PDFBox can throw StringIndexOutOfBoundsException on some dates
StringIndexOutOfBoundsException when doing DateConverter.parseDate()
Should be able to remove catch blocks around dates once we upgrade to 1.8.10.
Current version of reports attached comparing PDFBox 1.8.9 vs PDFBox 1.8.10 against the PDFs in govdocs1.
Overall takeaway: no new exceptions, no fixed exceptions.
Without looking carefully at the files, it looks like there is a slight improvement in 005937.pdf and 722558.pdf. It looks like there might be a very small regression in 167853.pdf, where 1 instance of respond has become respondæ
I realize now that I should try this again with the PDFBOX-2823 catch blocks removed...doh!
The weird thing is that I can't find any differences with ExtractText and default settings. "respondæ" appears in both extractions. "æ" is an arrow in the PDF.
Interesting. This must be another case of the multi-threading indeterminacy driven by the static caching of fonts in 1.8.x.
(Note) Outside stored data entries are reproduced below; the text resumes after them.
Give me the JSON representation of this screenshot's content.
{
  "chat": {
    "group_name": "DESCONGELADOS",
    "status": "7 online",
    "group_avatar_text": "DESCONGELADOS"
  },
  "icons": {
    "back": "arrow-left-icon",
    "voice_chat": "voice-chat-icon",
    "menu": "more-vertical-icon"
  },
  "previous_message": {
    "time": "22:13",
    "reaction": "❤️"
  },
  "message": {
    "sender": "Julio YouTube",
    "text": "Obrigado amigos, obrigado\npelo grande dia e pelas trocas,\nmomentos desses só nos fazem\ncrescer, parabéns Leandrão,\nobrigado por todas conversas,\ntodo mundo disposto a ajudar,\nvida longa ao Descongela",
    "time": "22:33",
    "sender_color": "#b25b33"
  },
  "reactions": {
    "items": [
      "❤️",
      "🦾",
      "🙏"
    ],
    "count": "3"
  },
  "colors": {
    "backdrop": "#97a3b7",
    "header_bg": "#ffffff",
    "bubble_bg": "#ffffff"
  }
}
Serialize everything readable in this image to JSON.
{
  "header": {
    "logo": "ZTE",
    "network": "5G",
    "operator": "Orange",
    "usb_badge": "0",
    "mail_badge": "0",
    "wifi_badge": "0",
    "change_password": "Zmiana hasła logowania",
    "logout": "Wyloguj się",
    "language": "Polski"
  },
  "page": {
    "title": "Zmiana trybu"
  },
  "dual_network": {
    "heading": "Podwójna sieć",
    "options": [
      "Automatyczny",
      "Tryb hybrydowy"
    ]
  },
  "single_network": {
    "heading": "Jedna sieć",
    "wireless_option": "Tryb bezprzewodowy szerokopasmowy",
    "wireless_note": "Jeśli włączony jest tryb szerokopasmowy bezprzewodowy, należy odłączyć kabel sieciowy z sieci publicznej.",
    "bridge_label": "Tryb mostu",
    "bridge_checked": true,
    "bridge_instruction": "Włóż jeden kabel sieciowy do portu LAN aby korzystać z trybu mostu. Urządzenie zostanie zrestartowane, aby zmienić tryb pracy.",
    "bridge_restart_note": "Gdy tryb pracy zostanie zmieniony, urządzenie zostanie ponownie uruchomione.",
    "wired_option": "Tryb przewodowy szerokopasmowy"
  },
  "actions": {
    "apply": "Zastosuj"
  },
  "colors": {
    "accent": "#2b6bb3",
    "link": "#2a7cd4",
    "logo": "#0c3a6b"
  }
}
This also may explain why there were some apparent differences on the recent NaN comparison I ran.
Sorry to waste your time!
SUCCESS: Integrated in tika-trunk-jdk1.7 #798 (See https://builds.apache.org/job/tika-trunk-jdk1.7/798/)
TIKA-1588 upgrade to PDFBox 1.8.10 (tallison: http://svn.apache.org/viewvc/tika/trunk/?view=rev&rev=1692341)